I have been trying to get my 11 year old on his first bird. It has been very tough. Saturday night we saw a flock of 6 mature toms all together, but interest in calls or decoys. It has been an odd year.


----------



## flyfitch (Sep 22, 2007)

kill_'em_all said:


> its gonna be tough locating public land birds this late in the game in utah county..... but i will give you one hint as to where ive seen some in the last few day.... the left fork in "Hobble Creek"......


That is where I have seen them also. In fact, I am heading up there tomorrow. A lot of hiking has been involved, and will be again tomorrow. A LOT of private property, but if you head up the Squaw Peak road, I have seen them up there. I have also seen a lot of other people up there, but not many who are willing to hike. The moral of the story... be ready to put on some miles. 
By the way kill em all, thanks for the help with Nebo.

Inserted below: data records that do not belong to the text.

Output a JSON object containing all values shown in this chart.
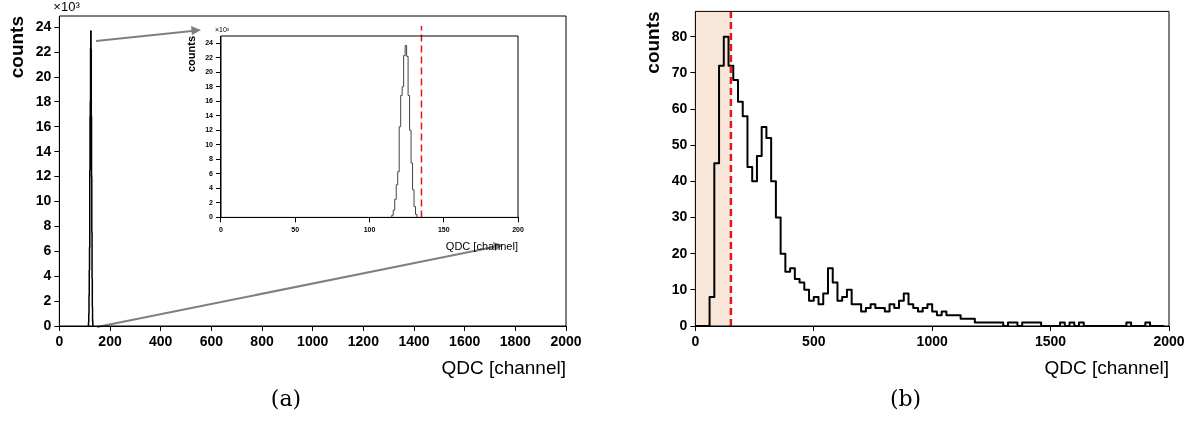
{
  "chart_data": [
    {
      "type": "step",
      "title": "(a)",
      "xlabel": "QDC [channel]",
      "ylabel": "counts",
      "annotations": [
        "×10³"
      ],
      "x": [
        115,
        116,
        117,
        118,
        119,
        120,
        121,
        122,
        123,
        124,
        125,
        126,
        127,
        128,
        129,
        130,
        131,
        132,
        133
      ],
      "values": [
        0,
        0.3,
        1,
        2.5,
        4.5,
        6.3,
        12.5,
        16.8,
        18,
        22.3,
        23.7,
        22.2,
        16.8,
        12,
        7.5,
        3.8,
        1.5,
        0.4,
        0
      ],
      "color": "#000000",
      "xlim": [
        0,
        2000
      ],
      "xticks": [
        0,
        200,
        400,
        600,
        800,
        1000,
        1200,
        1400,
        1600,
        1800,
        2000
      ],
      "ylim": [
        0,
        24.9
      ],
      "yticks": [
        0,
        2,
        4,
        6,
        8,
        10,
        12,
        14,
        16,
        18,
        20,
        22,
        24
      ],
      "grid": false,
      "legend": false
    },
    {
      "type": "step",
      "xlabel": "QDC [channel]",
      "ylabel": "counts",
      "annotations": [
        "×10³"
      ],
      "x": [
        115,
        116,
        117,
        118,
        119,
        120,
        121,
        122,
        123,
        124,
        125,
        126,
        127,
        128,
        129,
        130,
        131,
        132,
        133
      ],
      "values": [
        0,
        0.3,
        1,
        2.5,
        4.5,
        6.3,
        12.5,
        16.8,
        18,
        22.3,
        23.7,
        22.2,
        16.8,
        12,
        7.5,
        3.8,
        1.5,
        0.4,
        0
      ],
      "color": "#444444",
      "xlim": [
        0,
        200
      ],
      "xticks": [
        0,
        50,
        100,
        150,
        200
      ],
      "ylim": [
        0,
        25
      ],
      "yticks": [
        0,
        2,
        4,
        6,
        8,
        10,
        12,
        14,
        16,
        18,
        20,
        22,
        24
      ],
      "grid": false,
      "legend": false,
      "ref_lines": [
        {
          "axis": "x",
          "value": 135,
          "color": "#e8141b",
          "line_style": "dashed"
        }
      ]
    },
    {
      "type": "step",
      "title": "(b)",
      "xlabel": "QDC [channel]",
      "ylabel": "counts",
      "x": [
        0,
        20,
        40,
        60,
        80,
        100,
        120,
        140,
        160,
        180,
        200,
        220,
        240,
        260,
        280,
        300,
        320,
        340,
        360,
        380,
        400,
        420,
        440,
        460,
        480,
        500,
        520,
        540,
        560,
        580,
        600,
        620,
        640,
        660,
        680,
        700,
        720,
        740,
        760,
        780,
        800,
        820,
        840,
        860,
        880,
        900,
        920,
        940,
        960,
        980,
        1000,
        1020,
        1040,
        1060,
        1080,
        1100,
        1120,
        1140,
        1160,
        1180,
        1200,
        1220,
        1240,
        1260,
        1280,
        1300,
        1320,
        1340,
        1360,
        1380,
        1400,
        1420,
        1440,
        1460,
        1480,
        1500,
        1520,
        1540,
        1560,
        1580,
        1600,
        1620,
        1640,
        1660,
        1680,
        1700,
        1720,
        1740,
        1760,
        1780,
        1800,
        1820,
        1840,
        1860,
        1880,
        1900,
        1920,
        1940,
        1960,
        1980
      ],
      "values": [
        0,
        0,
        0,
        0,
        8,
        45,
        72,
        80,
        72,
        68,
        62,
        58,
        44,
        40,
        47,
        55,
        52,
        40,
        30,
        20,
        15,
        16,
        13,
        12,
        10,
        7,
        8,
        6,
        9,
        16,
        12,
        7,
        8,
        10,
        6,
        6,
        4,
        5,
        6,
        5,
        5,
        4,
        6,
        5,
        7,
        9,
        6,
        5,
        4,
        5,
        6,
        4,
        3,
        4,
        3,
        3,
        3,
        2,
        2,
        2,
        1,
        1,
        1,
        1,
        1,
        1,
        0,
        1,
        1,
        0,
        1,
        1,
        1,
        1,
        0,
        0,
        0,
        0,
        1,
        0,
        1,
        0,
        1,
        0,
        0,
        0,
        0,
        0,
        0,
        0,
        0,
        0,
        1,
        0,
        0,
        0,
        1,
        0,
        0,
        0
      ],
      "color": "#000000",
      "xlim": [
        0,
        2000
      ],
      "xticks": [
        0,
        500,
        1000,
        1500,
        2000
      ],
      "ylim": [
        0,
        87
      ],
      "yticks": [
        0,
        10,
        20,
        30,
        40,
        50,
        60,
        70,
        80
      ],
      "grid": false,
      "legend": false,
      "bands": [
        {
          "axis": "x",
          "from": 0,
          "to": 150,
          "color": "#f8e6d8"
        }
      ],
      "ref_lines": [
        {
          "axis": "x",
          "value": 150,
          "color": "#e8141b",
          "line_style": "dashed"
        }
      ]
    }
  ]
}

I still may go down there if I can't get one either in Hobble Creek, or I may try again where I have always seen them years past in Spanish Fork Canyon.


----------



## irwinfletcher (May 24, 2011)

Thanks for the feedback! Much appreciated. Hopefully with this warmer, dryer weather they'll come out and play. Best of luck to all.


----------



## MWScott72 (May 23, 2011)

Fletch-
Be careful with your calling. It doesn't seem that the birds are all that interested this year (crazy weather most likely), and the tom that I've been chasing the last 2 weeks actually runs the other direction if you hit him with yelps (unfortunately for "Tom", my buddy got him this morning while he was on his flight path crossing the canyon he called home. Guess I need to find another bird for the home stretch). I'd stick with limited clucks and purrs or you may end up blasting them out of the County. Good luck.


----------